Her “amazing gift” and healthy son Morgan was delivered at 32 weeks by Caesarean, but she faced the “ultimate challenge” of beating the cancer and a massive tumour.

“An earlier colonoscopy would still have shown the cancer and meant likely radiation treatment, but there probably wouldn’t be a Morgan here today.

“But it is the pathway to getting that colonoscopy that has been so disappointing to me throughout this hard journey,” said Fiona Cullen.

She wanted to see national guidelines and clinical pathways changed so that her colonoscopy experience was not repeated by others.

“It was not said in so many words, but one of the key drivers in turning me down for a colonoscopy, I believe, was my age. I was 38 the first time and deemed too young to be a high risk for bowel cancer, despite all of my symptoms.

“Bowel cancer is the second most common cancer in New Zealand and anyone can get it.”

Fiona said she wanted health boards to acknowledge that the process for colonoscopy referrals was not working and needed to change.

“Younger people are being left out and potentially put at risk when its comes to screening because the emphasis is very much on those in the higher age group bracket. We need to ‘normalise’ bowel cancer and put more effort into encouraging more people to get checked, regardless of age.”

After undergoing chemotherapy treatment, Fiona’s tumour was deemed small enough to take it away.

But that good new was tainted by more bad news, with an MRI revealing the cancer had spread to four spots on her lungs.

She is undergoing more chemotherapy, eating as healthily as she can and trying a number of holistic options as she fights to beat her cancer.

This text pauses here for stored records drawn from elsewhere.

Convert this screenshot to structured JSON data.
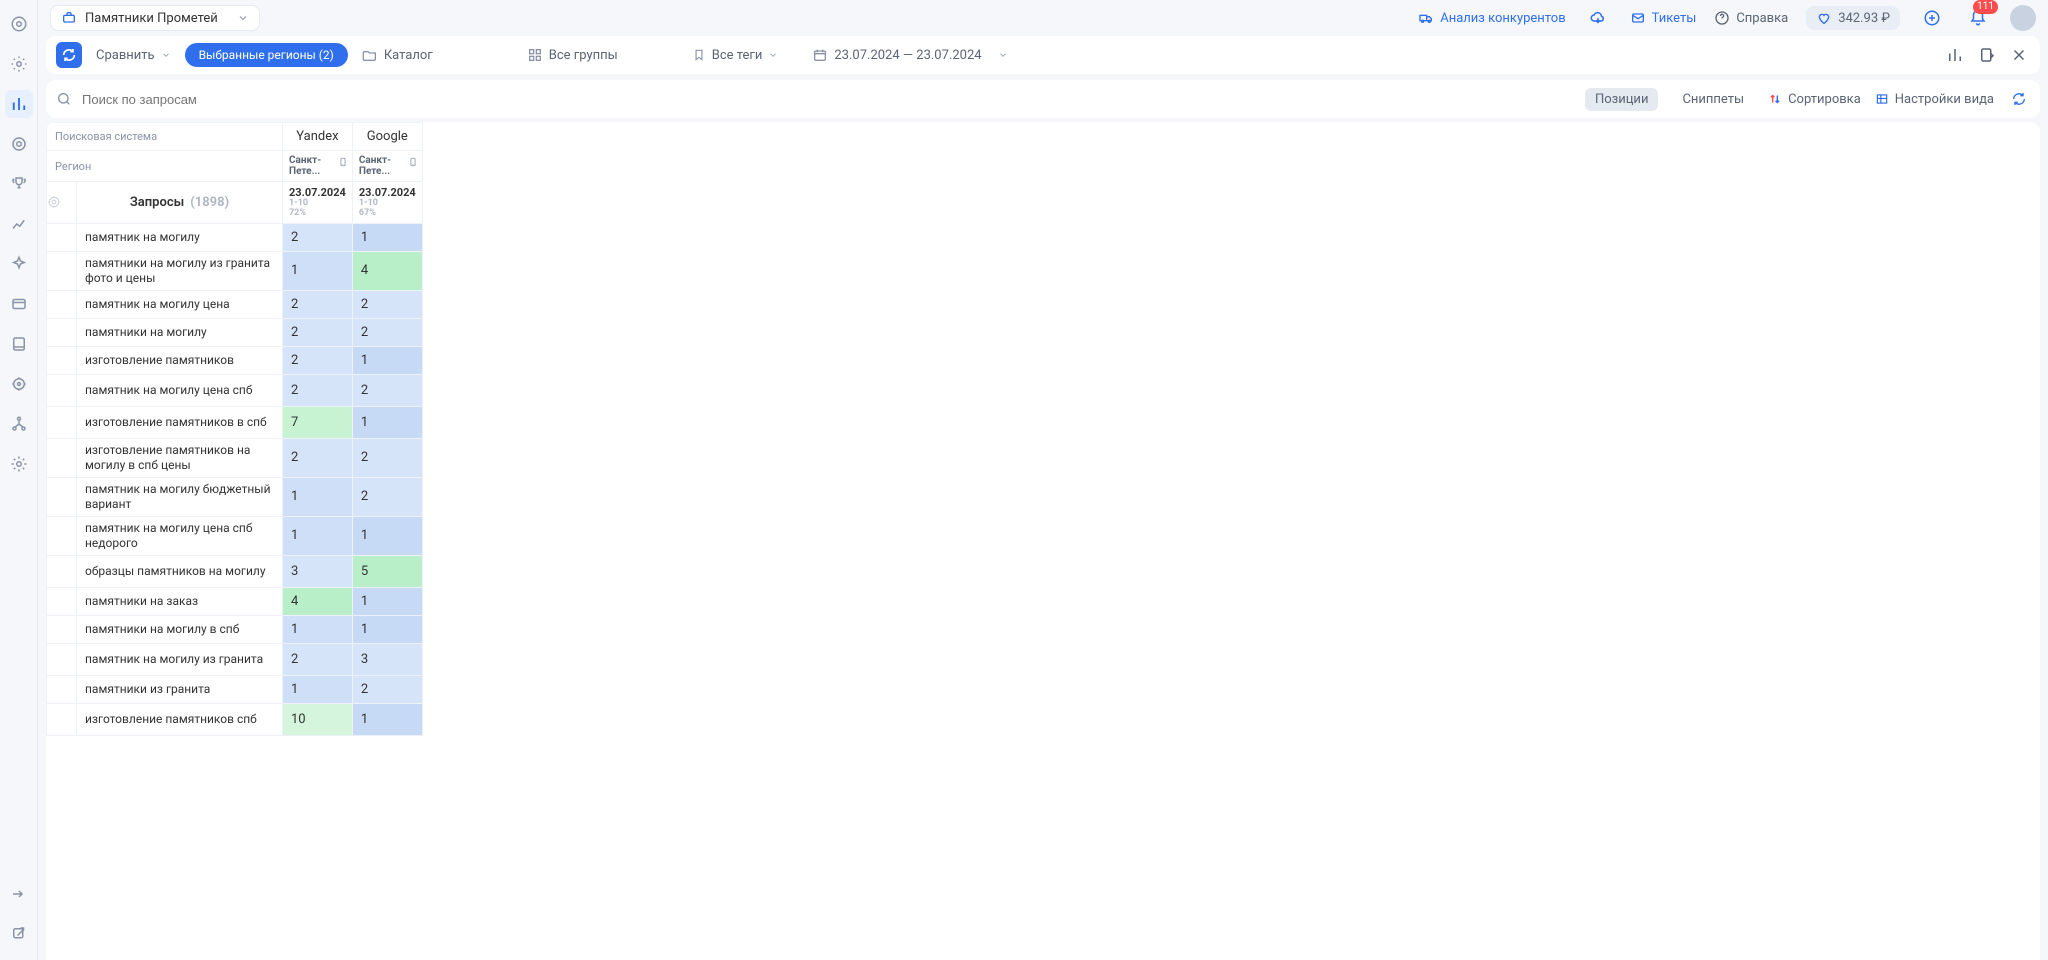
{
  "sidebar": {
    "items": [
      "logo",
      "radar",
      "positions",
      "target",
      "trophy",
      "chart",
      "spark",
      "panel",
      "book",
      "aim",
      "tree",
      "gear"
    ],
    "bottom": [
      "arrow",
      "external"
    ]
  },
  "topbar": {
    "project": "Памятники Прометей",
    "links": {
      "competitors": "Анализ конкурентов",
      "tickets": "Тикеты",
      "help": "Справка"
    },
    "balance": "342.93 ₽",
    "notif_count": "111"
  },
  "toolbar": {
    "compare": "Сравнить",
    "regions": "Выбранные регионы  (2)",
    "catalog": "Каталог",
    "groups": "Все группы",
    "tags": "Все теги",
    "dates": "23.07.2024 — 23.07.2024"
  },
  "searchbar": {
    "placeholder": "Поиск по запросам",
    "chips": {
      "positions": "Позиции",
      "snippets": "Сниппеты"
    },
    "sort": "Сортировка",
    "view": "Настройки вида"
  },
  "table": {
    "header": {
      "engine_label": "Поисковая система",
      "region_label": "Регион",
      "engines": [
        "Yandex",
        "Google"
      ],
      "regions": [
        "Санкт-Пете...",
        "Санкт-Пете..."
      ],
      "date": "23.07.2024",
      "sub_yandex_a": "1-10",
      "sub_yandex_b": "72%",
      "sub_google_a": "1-10",
      "sub_google_b": "67%",
      "queries_title": "Запросы",
      "queries_count": "(1898)"
    },
    "rows": [
      {
        "q": "памятник на могилу",
        "y": "2",
        "g": "1",
        "yc": "c-blue1",
        "gc": "c-blue3"
      },
      {
        "q": "памятники на могилу из гранита фото и цены",
        "y": "1",
        "g": "4",
        "yc": "c-blue2",
        "gc": "c-green1",
        "two": true
      },
      {
        "q": "памятник на могилу цена",
        "y": "2",
        "g": "2",
        "yc": "c-blue1",
        "gc": "c-blue1"
      },
      {
        "q": "памятники на могилу",
        "y": "2",
        "g": "2",
        "yc": "c-blue1",
        "gc": "c-blue1"
      },
      {
        "q": "изготовление памятников",
        "y": "2",
        "g": "1",
        "yc": "c-blue1",
        "gc": "c-blue3"
      },
      {
        "q": "памятник на могилу цена спб",
        "y": "2",
        "g": "2",
        "yc": "c-blue1",
        "gc": "c-blue1",
        "two": true
      },
      {
        "q": "изготовление памятников в спб",
        "y": "7",
        "g": "1",
        "yc": "c-green2",
        "gc": "c-blue3",
        "two": true
      },
      {
        "q": "изготовление памятников на могилу в спб цены",
        "y": "2",
        "g": "2",
        "yc": "c-blue1",
        "gc": "c-blue1",
        "two": true
      },
      {
        "q": "памятник на могилу бюджетный вариант",
        "y": "1",
        "g": "2",
        "yc": "c-blue2",
        "gc": "c-blue1",
        "two": true
      },
      {
        "q": "памятник на могилу цена спб недорого",
        "y": "1",
        "g": "1",
        "yc": "c-blue2",
        "gc": "c-blue3",
        "two": true
      },
      {
        "q": "образцы памятников на могилу",
        "y": "3",
        "g": "5",
        "yc": "c-blue1",
        "gc": "c-green1",
        "two": true
      },
      {
        "q": "памятники на заказ",
        "y": "4",
        "g": "1",
        "yc": "c-green1",
        "gc": "c-blue3"
      },
      {
        "q": "памятники на могилу в спб",
        "y": "1",
        "g": "1",
        "yc": "c-blue2",
        "gc": "c-blue3"
      },
      {
        "q": "памятник на могилу из гранита",
        "y": "2",
        "g": "3",
        "yc": "c-blue1",
        "gc": "c-blue1",
        "two": true
      },
      {
        "q": "памятники из гранита",
        "y": "1",
        "g": "2",
        "yc": "c-blue2",
        "gc": "c-blue1"
      },
      {
        "q": "изготовление памятников спб",
        "y": "10",
        "g": "1",
        "yc": "c-green3",
        "gc": "c-blue3",
        "two": true
      }
    ]
  }
}
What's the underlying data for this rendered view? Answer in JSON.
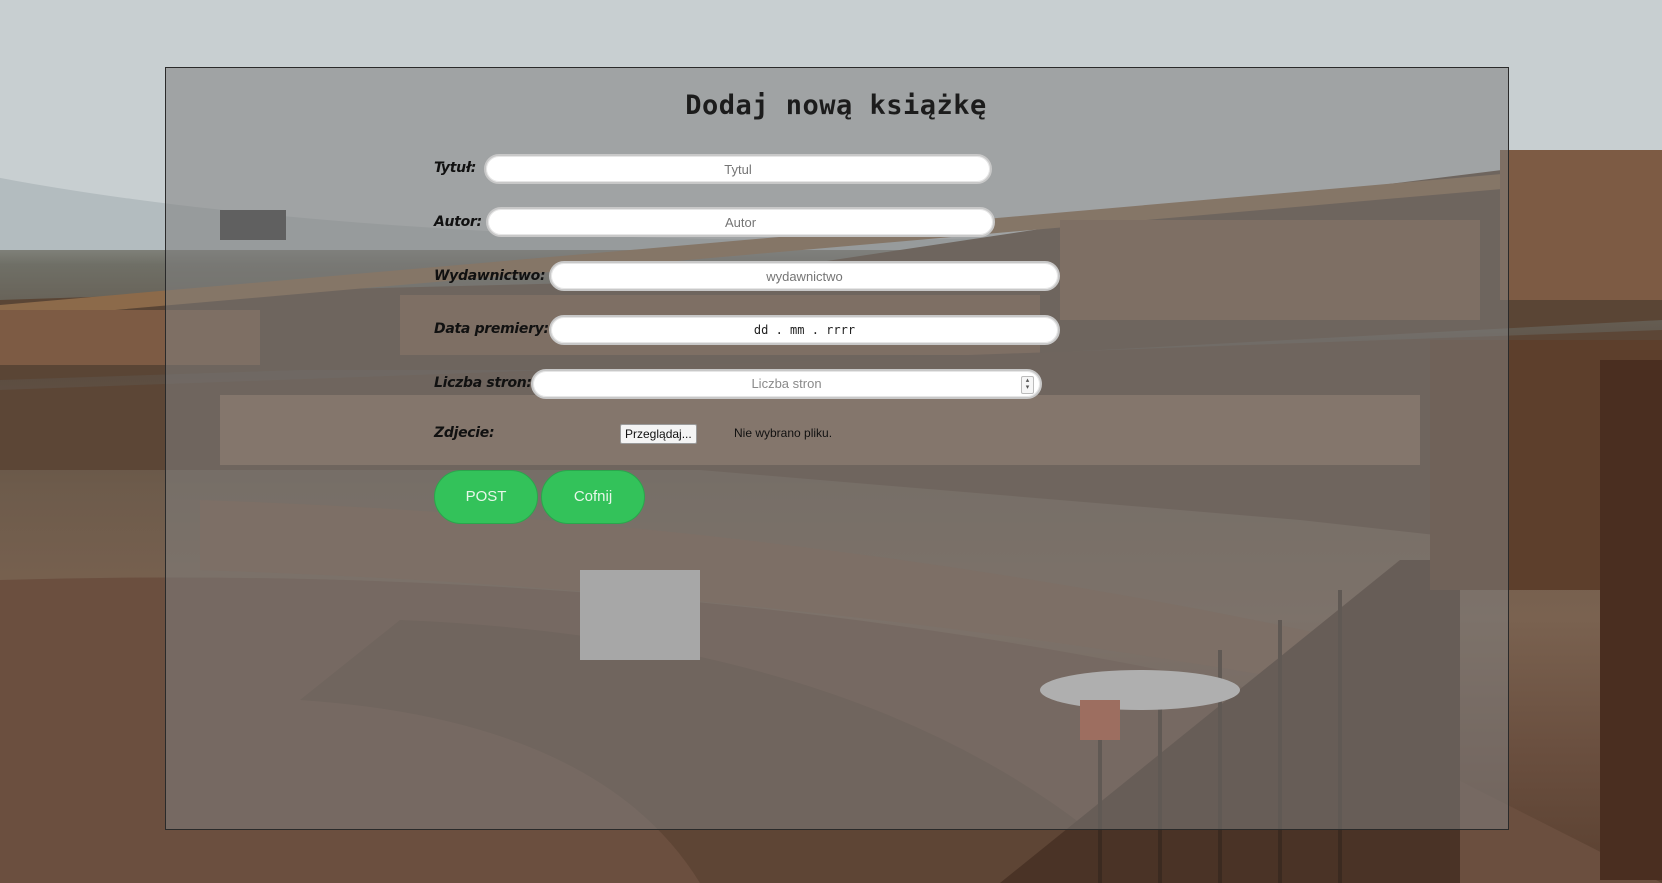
{
  "page": {
    "title": "Dodaj nową książkę"
  },
  "form": {
    "title": {
      "label": "Tytuł:",
      "placeholder": "Tytul"
    },
    "author": {
      "label": "Autor:",
      "placeholder": "Autor"
    },
    "publisher": {
      "label": "Wydawnictwo:",
      "placeholder": "wydawnictwo"
    },
    "release_date": {
      "label": "Data premiery:",
      "placeholder": "dd . mm . rrrr"
    },
    "pages": {
      "label": "Liczba stron:",
      "placeholder": "Liczba stron"
    },
    "photo": {
      "label": "Zdjecie:",
      "browse_label": "Przeglądaj...",
      "status_text": "Nie wybrano pliku."
    }
  },
  "actions": {
    "post_label": "POST",
    "back_label": "Cofnij"
  },
  "colors": {
    "button": "#33c25a",
    "panel_overlay": "rgba(128,128,128,0.55)"
  },
  "icons": {
    "number_spinner": "spinner-arrows-icon"
  }
}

The tumours have receded, but Fiona’s life and health remain very uncertain.

“I’ve got every reason to live – I’ve got Morgan.

“I don’t believe in giving up, even if the doctors say so, because I’m a fighter.”

Fiona Cullen aims to proves the doctor wrong in their diagnosis that she has two to five years to live.

She has more treatment ahead, and also a holiday to Cairns planned, where she and Morgan will spend plenty of time splashing in the pool.